A mulher que sempre existiu

Há alguns anos, um amigo poeta me olhou e falou: “Para mim, parece que você sempre existiu.” Ele estava certo. Pois, à época, ele tinha 45 anos de idade e eu completara 50 de jornalismo. Logo, eu já existia no jornalismo desde antes de ele ter nascido.

Hebe Camargo é, para os brasileiros até os 70 anos, a mulher que sempre existiu. Ela está na televisão desde o início, em 1950, já há longínquos 60 anos. Ela mesma diz que não participou do primeiro programa – na Tevê Tupi, do todo poderoso Assis Chateaubriand – por ter preferido ir a um encontro com seu namorado. Mas a voz de Hebe, como cantora, acompanhou infância e adolescência de milhões de brasileiros, desde o tempo em que fazia, com a irmã, dupla caipira. E, depois, na televisão, a trajetória de Hebe Camargo foi uma sequência infindável de sucessos, de êxitos, permeados por controvérsias, por críticas nem sempre lisonjeiras mas que, no entanto, não conseguiram ofuscar o brilho dessa mulher que foi considerada a “Primeira Estrela do Brasil.”

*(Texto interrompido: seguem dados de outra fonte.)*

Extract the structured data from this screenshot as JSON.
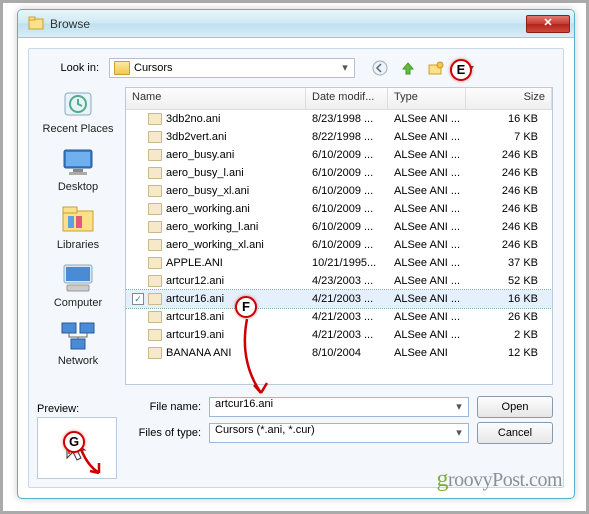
{
  "window": {
    "title": "Browse"
  },
  "lookin": {
    "label": "Look in:",
    "value": "Cursors"
  },
  "columns": {
    "name": "Name",
    "date": "Date modif...",
    "type": "Type",
    "size": "Size"
  },
  "leftbar": [
    {
      "label": "Recent Places"
    },
    {
      "label": "Desktop"
    },
    {
      "label": "Libraries"
    },
    {
      "label": "Computer"
    },
    {
      "label": "Network"
    }
  ],
  "files": [
    {
      "name": "3db2no.ani",
      "date": "8/23/1998 ...",
      "type": "ALSee ANI ...",
      "size": "16 KB",
      "sel": false
    },
    {
      "name": "3db2vert.ani",
      "date": "8/22/1998 ...",
      "type": "ALSee ANI ...",
      "size": "7 KB",
      "sel": false
    },
    {
      "name": "aero_busy.ani",
      "date": "6/10/2009 ...",
      "type": "ALSee ANI ...",
      "size": "246 KB",
      "sel": false
    },
    {
      "name": "aero_busy_l.ani",
      "date": "6/10/2009 ...",
      "type": "ALSee ANI ...",
      "size": "246 KB",
      "sel": false
    },
    {
      "name": "aero_busy_xl.ani",
      "date": "6/10/2009 ...",
      "type": "ALSee ANI ...",
      "size": "246 KB",
      "sel": false
    },
    {
      "name": "aero_working.ani",
      "date": "6/10/2009 ...",
      "type": "ALSee ANI ...",
      "size": "246 KB",
      "sel": false
    },
    {
      "name": "aero_working_l.ani",
      "date": "6/10/2009 ...",
      "type": "ALSee ANI ...",
      "size": "246 KB",
      "sel": false
    },
    {
      "name": "aero_working_xl.ani",
      "date": "6/10/2009 ...",
      "type": "ALSee ANI ...",
      "size": "246 KB",
      "sel": false
    },
    {
      "name": "APPLE.ANI",
      "date": "10/21/1995...",
      "type": "ALSee ANI ...",
      "size": "37 KB",
      "sel": false
    },
    {
      "name": "artcur12.ani",
      "date": "4/23/2003 ...",
      "type": "ALSee ANI ...",
      "size": "52 KB",
      "sel": false
    },
    {
      "name": "artcur16.ani",
      "date": "4/21/2003 ...",
      "type": "ALSee ANI ...",
      "size": "16 KB",
      "sel": true
    },
    {
      "name": "artcur18.ani",
      "date": "4/21/2003 ...",
      "type": "ALSee ANI ...",
      "size": "26 KB",
      "sel": false
    },
    {
      "name": "artcur19.ani",
      "date": "4/21/2003 ...",
      "type": "ALSee ANI ...",
      "size": "2 KB",
      "sel": false
    },
    {
      "name": "BANANA ANI",
      "date": "8/10/2004",
      "type": "ALSee ANI",
      "size": "12 KB",
      "sel": false
    }
  ],
  "filename": {
    "label": "File name:",
    "value": "artcur16.ani"
  },
  "filetype": {
    "label": "Files of type:",
    "value": "Cursors (*.ani, *.cur)"
  },
  "buttons": {
    "open": "Open",
    "cancel": "Cancel"
  },
  "preview": {
    "label": "Preview:"
  },
  "callouts": {
    "e": "E",
    "f": "F",
    "g": "G"
  },
  "watermark": "roovyPost.com"
}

Quando, há poucos dias, Hebe foi internada com o diagnóstico de câncer, o Brasil se assustou ao, enfim, descobrir a finitude da grande estrela, pois era como se, até então, tivéssemos certeza não apenas de que Hebe Camargo sempre existiu, mas a de que ela era eterna. Mas é finita, ainda que ninguém consiga avaliar quais sejam os seus limites, força da natureza que ela é, uma fonte de energia que parece inesgotável.

Lá me parece ouvir alguns intelectuais rançosos – sempre neurastênicos, sem alegria de viver – repetindo a frase chavão: “Hebe é uma perua cafona.” Mas, na verdade, Hebe assumiu um estilo que é apenas seu, esse mesmo de perua, de árvore de Natal, numa cafonice que encanta a todos, fazendo rir e transformando-a em pessoa como que de nossa intimidade. Ou há, no universo de entretenimento do Brasil, alguém com tal nível de simpatia como o de Hebe Camargo? Apenas os que esperam, dela, tiradas filosóficas, altas reflexões intelectuais não percebem que Hebe é amada pelo povo brasileiro exatamente por sua simplicidade, pelo seu jeito brejeiro de ser, desprovido de pretensões intelectuais. Hebe, acho eu, nem sequer fala ao coração das pessoas, mas ao humor delas, divertindo-as, alegrando-as, com uma visão de mundo por assim dizer simplória mas que a todos encanta e agrada.

Não sou, confesso-o, de assistir a tais programas de tevê, sentindo-me um estranho quando se fala do que ocorre em novelas, em seriados, em auditórios. Mas Hebe Camargo marcou a minha adolescência, sua personalidade forte e efusiva, sua risada inimitável, suas emoções que afloram contagiando quem a vê. O câncer de Hebe Camargo manteve o país em suspenso, acho que assustado de descobrir que a mulher que sempre existiu é uma criatura também finita. Próxima dos 81 anos, Hebe reage com uma vitalidade admirável, assumindo a doença – como Dilma Roussef o fez – sem desistir, querendo voltar, prometendo voltar. Ninguém duvida de que ela vença mais este obstáculo e retorne ainda mais lampeira, brejeira, moleca, jovial. Afinal de contas, Hebe Camargo é patrimônio humano do Brasil, ímpar na galeria dos que entretêm, alegram e tornam a vida mais leve. Bom dia.